DISCERNERE

Uno sguardo profetico sugli eventi

TORNIAMO A CANTARE LA NUOVA ANNUNCIAZIONE. DAVIDE RONDONI

L a si sentì cantare per aria. E la si sentirà di nuovo oggi, domenica. È da circa 1.500 an­ni che si canta. È la voce del Regina Coeli, che in tanti canteranno con il Papa. Perché il Pa­pa, a dispetto di quel che tanti dicono e qual­cuno pensa davvero, non è solo. E non c’è mo­do migliore del canto insieme per far sentire la compagnia a un uomo. Ma in un certo sen­so, è proprio una strana canzone. Una strana preghiera. Se uno la legge bene. La compose, si dice, Gregorio Magno. Lui diceva che la a­vessero composta gli angeli. L’aveva sentita una mattina di Pasqua. Le prime tre righe, e lui, il padre del canto liturgico, aggiunse solo la quarta. Una canzone in cui si dice a Maria di 'laetare', di rallegrarsi. Perché suo Figlio, co­me aveva detto, è risorto. È la canzone che an­che Dante fa risuonare nel XXIV canto del Pa­radiso, cantata da beati che sono come 'fan­tolini', bimbi piccolissimi, appena staccati dal seno della madre. Alla Regina del cielo si rivolgeranno dunque oggi, domenica, i cat­tolici d’Italia, con tutta la coscienza della gra­vità del momento in cui qualcosa di 'terrifi­cante' come ha detto Benedetto XVI ha at­taccato la Chiesa da dentro, ma anche con la fiammata d’amore lieto e in pace che Dante vede in quei piccolini appena nutriti dal latte materno.
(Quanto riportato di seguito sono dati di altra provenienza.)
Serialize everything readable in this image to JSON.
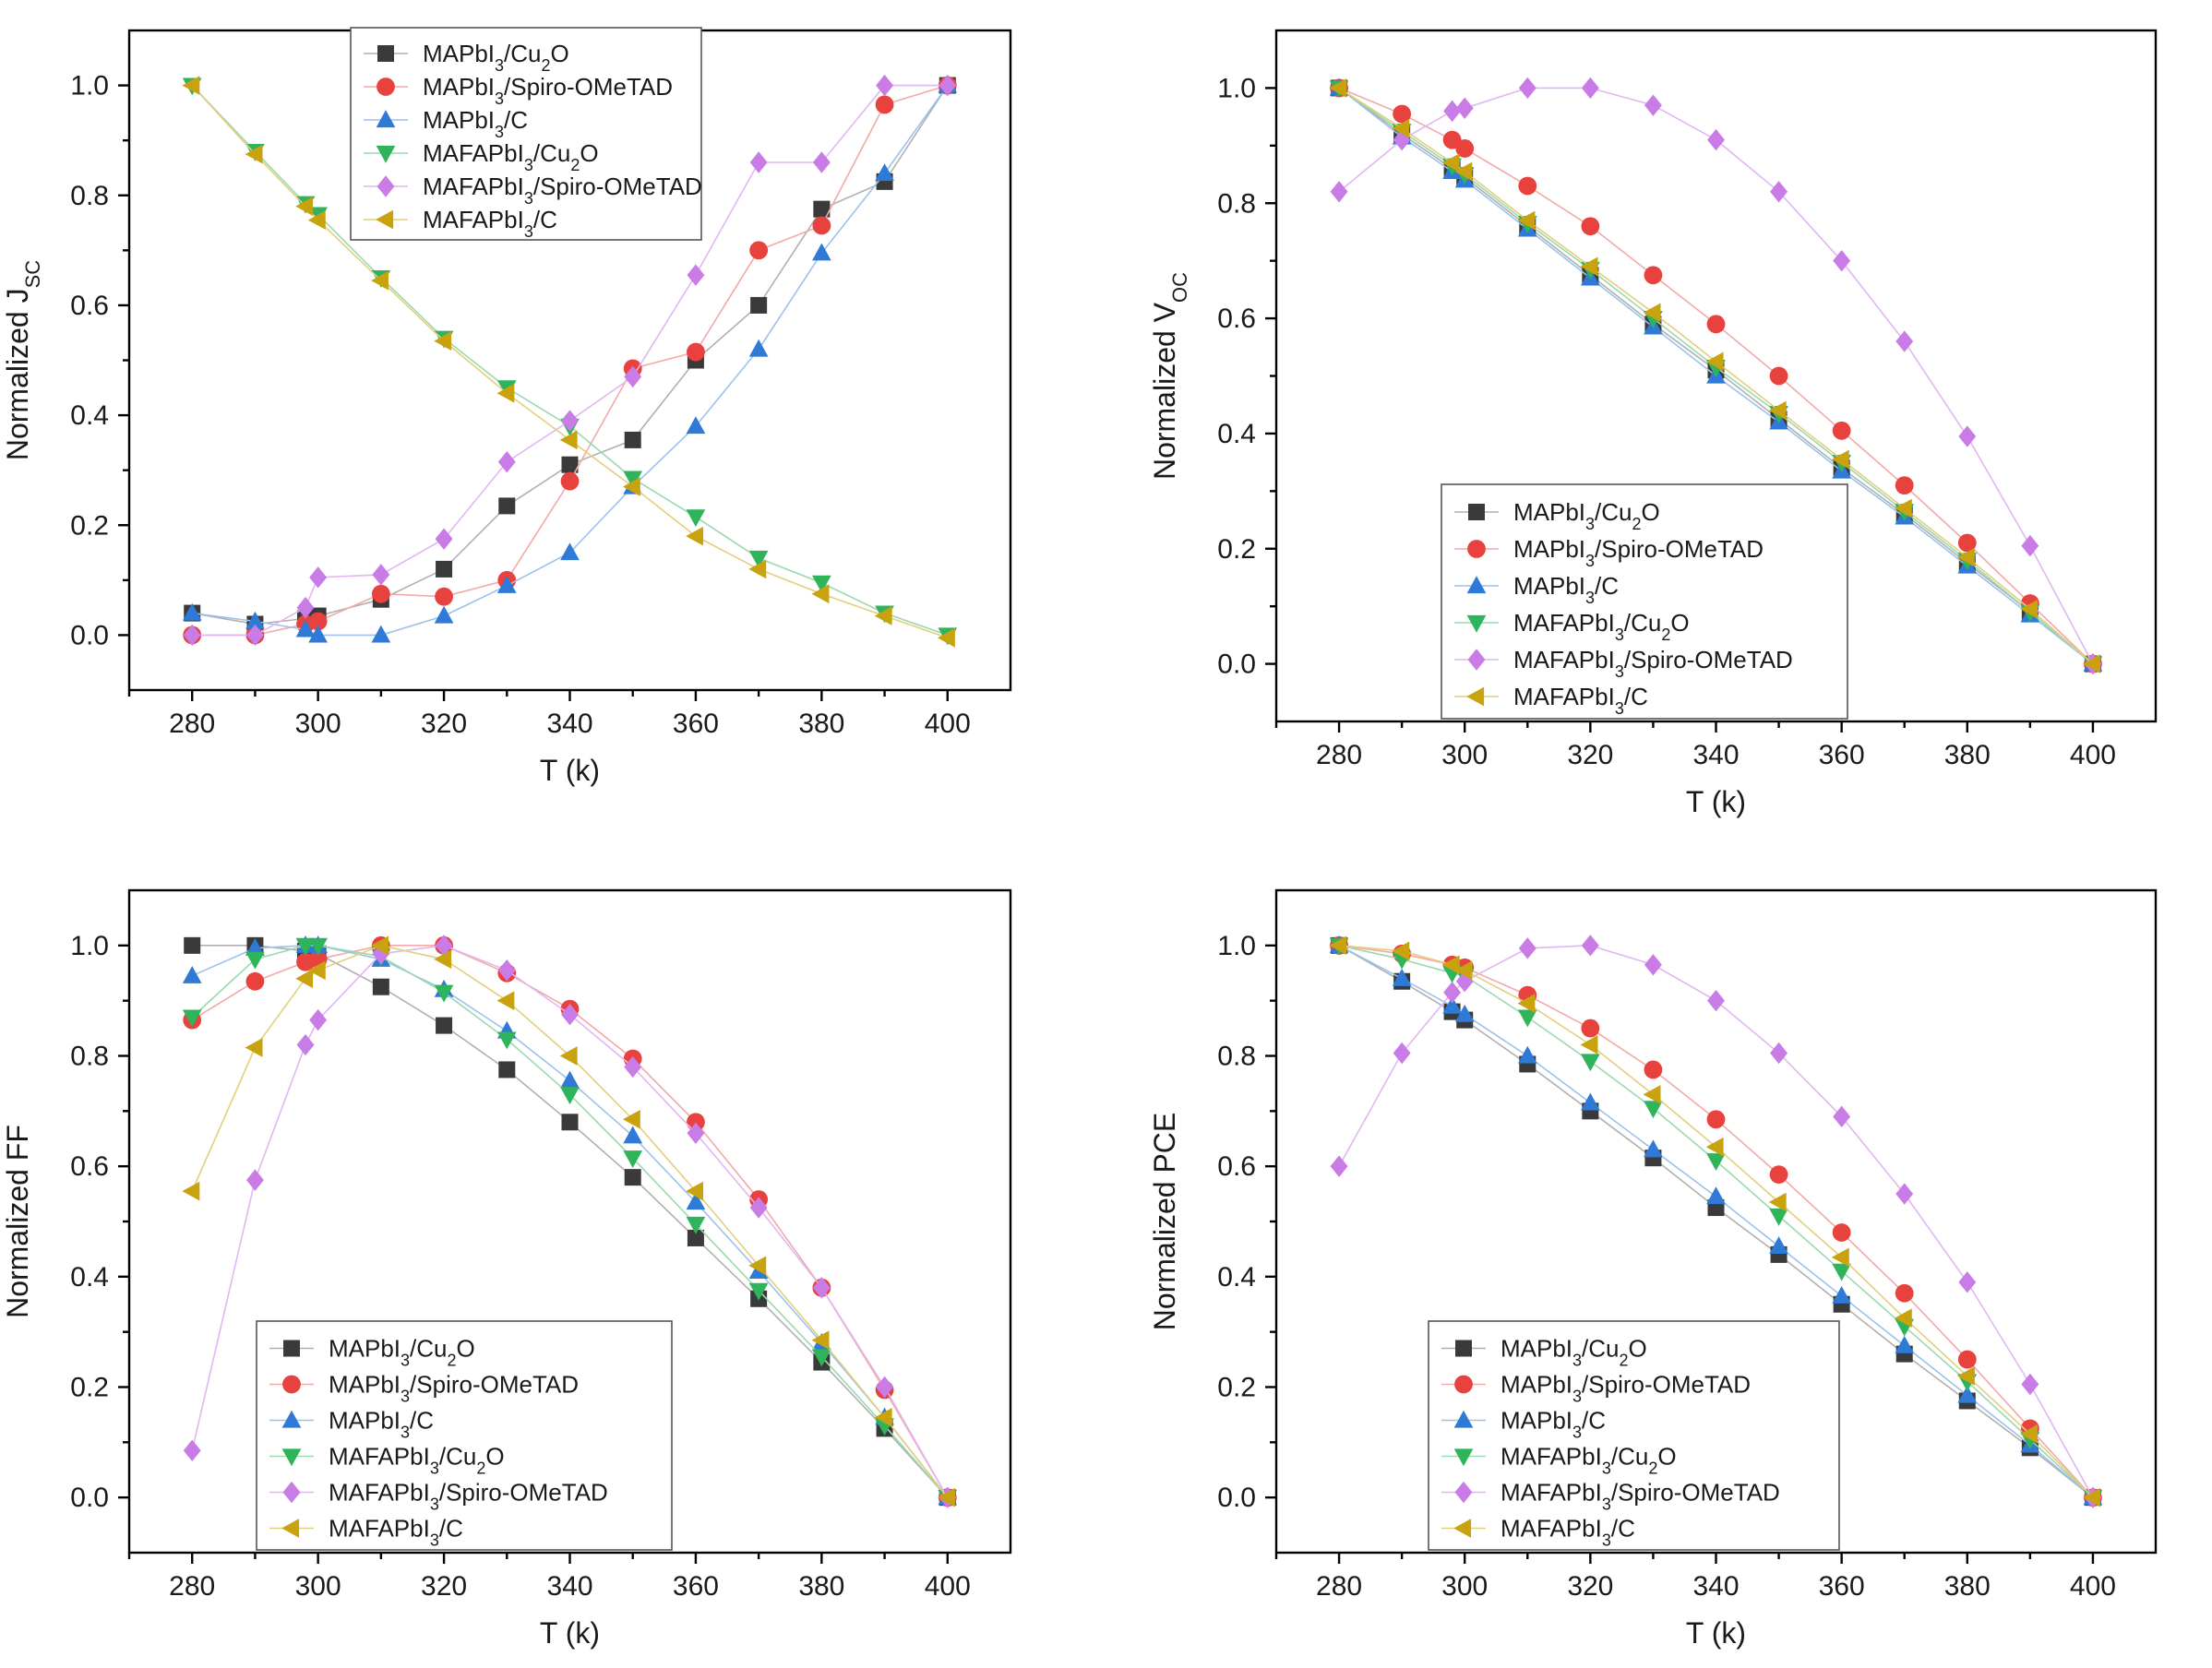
{
  "chart_data": [
    {
      "type": "line",
      "ylabel": "Normalized J",
      "ylabel_sub": "SC",
      "xlabel": "T (k)",
      "xlim": [
        270,
        410
      ],
      "ylim": [
        -0.1,
        1.1
      ],
      "xticks": [
        "280",
        "300",
        "320",
        "340",
        "360",
        "380",
        "400"
      ],
      "yticks": [
        "0.0",
        "0.2",
        "0.4",
        "0.6",
        "0.8",
        "1.0"
      ],
      "legend_position": "top-center",
      "x": [
        280,
        290,
        298,
        300,
        310,
        320,
        330,
        340,
        350,
        360,
        370,
        380,
        390,
        400
      ],
      "series": [
        {
          "name": "MAPbI3/Cu2O",
          "values": [
            0.04,
            0.02,
            0.03,
            0.035,
            0.065,
            0.12,
            0.235,
            0.31,
            0.355,
            0.5,
            0.6,
            0.775,
            0.825,
            1.0
          ]
        },
        {
          "name": "MAPbI3/Spiro-OMeTAD",
          "values": [
            0.0,
            0.0,
            0.02,
            0.025,
            0.075,
            0.07,
            0.1,
            0.28,
            0.485,
            0.515,
            0.7,
            0.745,
            0.965,
            1.0
          ]
        },
        {
          "name": "MAPbI3/C",
          "values": [
            0.04,
            0.025,
            0.01,
            0.0,
            0.0,
            0.035,
            0.09,
            0.15,
            0.27,
            0.38,
            0.52,
            0.695,
            0.84,
            1.0
          ]
        },
        {
          "name": "MAFAPbI3/Cu2O",
          "values": [
            1.0,
            0.88,
            0.785,
            0.765,
            0.65,
            0.54,
            0.45,
            0.38,
            0.285,
            0.215,
            0.14,
            0.095,
            0.04,
            0.0
          ]
        },
        {
          "name": "MAFAPbI3/Spiro-OMeTAD",
          "values": [
            0.0,
            0.0,
            0.05,
            0.105,
            0.11,
            0.175,
            0.315,
            0.39,
            0.47,
            0.655,
            0.86,
            0.86,
            1.0,
            1.0
          ]
        },
        {
          "name": "MAFAPbI3/C",
          "values": [
            1.0,
            0.875,
            0.78,
            0.755,
            0.645,
            0.535,
            0.44,
            0.355,
            0.27,
            0.18,
            0.12,
            0.075,
            0.035,
            -0.005
          ]
        }
      ]
    },
    {
      "type": "line",
      "ylabel": "Normalized V",
      "ylabel_sub": "OC",
      "xlabel": "T (k)",
      "xlim": [
        270,
        410
      ],
      "ylim": [
        -0.1,
        1.1
      ],
      "xticks": [
        "280",
        "300",
        "320",
        "340",
        "360",
        "380",
        "400"
      ],
      "yticks": [
        "0.0",
        "0.2",
        "0.4",
        "0.6",
        "0.8",
        "1.0"
      ],
      "legend_position": "bottom-center",
      "x": [
        280,
        290,
        298,
        300,
        310,
        320,
        330,
        340,
        350,
        360,
        370,
        380,
        390,
        400
      ],
      "series": [
        {
          "name": "MAPbI3/Cu2O",
          "values": [
            1.0,
            0.92,
            0.86,
            0.845,
            0.76,
            0.675,
            0.59,
            0.51,
            0.425,
            0.34,
            0.26,
            0.175,
            0.09,
            0.0
          ]
        },
        {
          "name": "MAPbI3/Spiro-OMeTAD",
          "values": [
            1.0,
            0.955,
            0.91,
            0.895,
            0.83,
            0.76,
            0.675,
            0.59,
            0.5,
            0.405,
            0.31,
            0.21,
            0.105,
            0.0
          ]
        },
        {
          "name": "MAPbI3/C",
          "values": [
            1.0,
            0.915,
            0.855,
            0.84,
            0.755,
            0.67,
            0.585,
            0.5,
            0.42,
            0.335,
            0.255,
            0.17,
            0.085,
            0.0
          ]
        },
        {
          "name": "MAFAPbI3/Cu2O",
          "values": [
            1.0,
            0.925,
            0.865,
            0.85,
            0.765,
            0.685,
            0.6,
            0.515,
            0.435,
            0.35,
            0.265,
            0.18,
            0.09,
            0.0
          ]
        },
        {
          "name": "MAFAPbI3/Spiro-OMeTAD",
          "values": [
            0.82,
            0.91,
            0.96,
            0.965,
            1.0,
            1.0,
            0.97,
            0.91,
            0.82,
            0.7,
            0.56,
            0.395,
            0.205,
            0.0
          ]
        },
        {
          "name": "MAFAPbI3/C",
          "values": [
            1.0,
            0.93,
            0.87,
            0.855,
            0.77,
            0.69,
            0.61,
            0.525,
            0.44,
            0.355,
            0.27,
            0.185,
            0.095,
            0.0
          ]
        }
      ]
    },
    {
      "type": "line",
      "ylabel": "Normalized FF",
      "ylabel_sub": "",
      "xlabel": "T (k)",
      "xlim": [
        270,
        410
      ],
      "ylim": [
        -0.1,
        1.1
      ],
      "xticks": [
        "280",
        "300",
        "320",
        "340",
        "360",
        "380",
        "400"
      ],
      "yticks": [
        "0.0",
        "0.2",
        "0.4",
        "0.6",
        "0.8",
        "1.0"
      ],
      "legend_position": "bottom-center",
      "x": [
        280,
        290,
        298,
        300,
        310,
        320,
        330,
        340,
        350,
        360,
        370,
        380,
        390,
        400
      ],
      "series": [
        {
          "name": "MAPbI3/Cu2O",
          "values": [
            1.0,
            1.0,
            0.99,
            0.985,
            0.925,
            0.855,
            0.775,
            0.68,
            0.58,
            0.47,
            0.36,
            0.245,
            0.125,
            0.0
          ]
        },
        {
          "name": "MAPbI3/Spiro-OMeTAD",
          "values": [
            0.865,
            0.935,
            0.97,
            0.975,
            1.0,
            1.0,
            0.95,
            0.885,
            0.795,
            0.68,
            0.54,
            0.38,
            0.195,
            0.0
          ]
        },
        {
          "name": "MAPbI3/C",
          "values": [
            0.945,
            0.995,
            1.0,
            1.0,
            0.975,
            0.92,
            0.845,
            0.755,
            0.655,
            0.535,
            0.41,
            0.28,
            0.145,
            0.0
          ]
        },
        {
          "name": "MAFAPbI3/Cu2O",
          "values": [
            0.87,
            0.975,
            1.0,
            1.0,
            0.98,
            0.915,
            0.83,
            0.73,
            0.615,
            0.495,
            0.375,
            0.255,
            0.13,
            0.0
          ]
        },
        {
          "name": "MAFAPbI3/Spiro-OMeTAD",
          "values": [
            0.085,
            0.575,
            0.82,
            0.865,
            0.985,
            1.0,
            0.955,
            0.875,
            0.78,
            0.66,
            0.525,
            0.38,
            0.2,
            0.0
          ]
        },
        {
          "name": "MAFAPbI3/C",
          "values": [
            0.555,
            0.815,
            0.94,
            0.955,
            1.0,
            0.975,
            0.9,
            0.8,
            0.685,
            0.555,
            0.42,
            0.285,
            0.145,
            0.0
          ]
        }
      ]
    },
    {
      "type": "line",
      "ylabel": "Normalized PCE",
      "ylabel_sub": "",
      "xlabel": "T (k)",
      "xlim": [
        270,
        410
      ],
      "ylim": [
        -0.1,
        1.1
      ],
      "xticks": [
        "280",
        "300",
        "320",
        "340",
        "360",
        "380",
        "400"
      ],
      "yticks": [
        "0.0",
        "0.2",
        "0.4",
        "0.6",
        "0.8",
        "1.0"
      ],
      "legend_position": "bottom-center",
      "x": [
        280,
        290,
        298,
        300,
        310,
        320,
        330,
        340,
        350,
        360,
        370,
        380,
        390,
        400
      ],
      "series": [
        {
          "name": "MAPbI3/Cu2O",
          "values": [
            1.0,
            0.935,
            0.88,
            0.865,
            0.785,
            0.7,
            0.615,
            0.525,
            0.44,
            0.35,
            0.26,
            0.175,
            0.09,
            0.0
          ]
        },
        {
          "name": "MAPbI3/Spiro-OMeTAD",
          "values": [
            1.0,
            0.985,
            0.965,
            0.96,
            0.91,
            0.85,
            0.775,
            0.685,
            0.585,
            0.48,
            0.37,
            0.25,
            0.125,
            0.0
          ]
        },
        {
          "name": "MAPbI3/C",
          "values": [
            1.0,
            0.94,
            0.89,
            0.875,
            0.8,
            0.715,
            0.63,
            0.545,
            0.455,
            0.365,
            0.275,
            0.185,
            0.095,
            0.0
          ]
        },
        {
          "name": "MAFAPbI3/Cu2O",
          "values": [
            1.0,
            0.975,
            0.95,
            0.945,
            0.87,
            0.79,
            0.705,
            0.61,
            0.51,
            0.41,
            0.31,
            0.21,
            0.105,
            0.0
          ]
        },
        {
          "name": "MAFAPbI3/Spiro-OMeTAD",
          "values": [
            0.6,
            0.805,
            0.915,
            0.935,
            0.995,
            1.0,
            0.965,
            0.9,
            0.805,
            0.69,
            0.55,
            0.39,
            0.205,
            0.0
          ]
        },
        {
          "name": "MAFAPbI3/C",
          "values": [
            1.0,
            0.99,
            0.965,
            0.955,
            0.895,
            0.82,
            0.73,
            0.635,
            0.535,
            0.435,
            0.325,
            0.22,
            0.115,
            0.0
          ]
        }
      ]
    }
  ],
  "legend_labels": [
    {
      "pre": "MAPbI",
      "sub": "3",
      "post": "/Cu",
      "sub2": "2",
      "post2": "O"
    },
    {
      "pre": "MAPbI",
      "sub": "3",
      "post": "/Spiro-OMeTAD",
      "sub2": "",
      "post2": ""
    },
    {
      "pre": "MAPbI",
      "sub": "3",
      "post": "/C",
      "sub2": "",
      "post2": ""
    },
    {
      "pre": "MAFAPbI",
      "sub": "3",
      "post": "/Cu",
      "sub2": "2",
      "post2": "O"
    },
    {
      "pre": "MAFAPbI",
      "sub": "3",
      "post": "/Spiro-OMeTAD",
      "sub2": "",
      "post2": ""
    },
    {
      "pre": "MAFAPbI",
      "sub": "3",
      "post": "/C",
      "sub2": "",
      "post2": ""
    }
  ],
  "series_styles": [
    {
      "marker": "square",
      "color": "#3a3a3a",
      "line": "#b0b0b0"
    },
    {
      "marker": "circle",
      "color": "#e8423f",
      "line": "#f3a9a7"
    },
    {
      "marker": "triangle-up",
      "color": "#2f7ad6",
      "line": "#9cc2ec"
    },
    {
      "marker": "triangle-down",
      "color": "#2fb35b",
      "line": "#9bd9ae"
    },
    {
      "marker": "diamond",
      "color": "#c97be6",
      "line": "#e2b6f3"
    },
    {
      "marker": "triangle-left",
      "color": "#c9a30f",
      "line": "#e3cf7d"
    }
  ]
}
È un canto di gioia. Una 'nuova annuncia­zione' l’aveva definita lo stesso Benedetto. Gli uomini annunceranno alla Regina che deve stare allegra. Come per uno strano rovescia­mento di ruoli, se così si può dire. Di solito è la Madre che consola. Da 1.500 anni circa la Chiesa canta questa preghiera, dolcissima e struggente. Come un annuncio che gli uomi­ni fanno a Maria. Come se lei,
Mater doloro­sa

come molti oggi sono nel dolore, avesse bi­sogno di quell’annuncio. Unico annuncio che fa davvero
laetare il cuore umano, pur se tra­versato da sette e settemila spade.

Si riferiva al
Regina Coeli anche l’ultima me­ditazione di Giovanni Paolo II. Fu letta il gior­no dopo la sua morte, era il 3 aprile, una do­menica. Prima di concludere quella riflessio­ne che lui non lesse mai con le parole della canzone, Giovanni Paolo II ricordava: «quan­to bisogno ha il mondo di comprendere e di accogliere la Divina Misericordia». È come se la canzone che si canterà oggi riportasse un po’ nel vento anche queste sue parole non pronunciate qui in terra. Da Papa a Papa, co­me da amico ad amico. Perché gli uomini ri­petono quell’annuncio alla Madonna? Non è strano che ci rivolgiamo in questo modo a Lei, la madre di Cristo? Come se potessimo noi, per una volta, consolare Lei, dirle 'ralle­grati', sii lieta. Strana, meravigliosa canzone. Non sono cer­to un teologo, e molte cose mi sfuggono, ma c’è una misteriosa forza poetica in quelle pa­role. È come se dovessimo dire a Lei, e ripete­re così a noi stessi perché Lei è una di noi, che il corpo che era nascosto nel suo ventre pri­ma della nascita, e poi nascosto nella terra o­ra sì, è risorto ed è visibile tra noi. Come se dovessimo dire a Lei, che lo ha sentito cre­scere nel segreto delle proprie viscere – tre­mando e soffrendo come ogni madre – e poi lo ha visto calare nel segreto delle tenebre mortali - piangendo e volendo morire come ogni madre che vede così il figlio: 'Guarda Ma­ria, è qui, è vivo. Puoi di nuovo guardare Tuo figlio. Come noi lo intravvediamo nel segno velato e commovente della Sindone e poi ora lo vediamo, nel segno vivo e vociante del Suo popolo'. Come se noi dovessimo e potessi­mo dirLe, mentre ci si stringe intorno al Papa: sii lieta con noi, Regina bellissima, perché ve­di, è vivo. E la morte non ha avuto dominio su di Lui.

Lo cantiamo da 1500 anni, lo canteremo do­mani. Lo si canterà per sempre.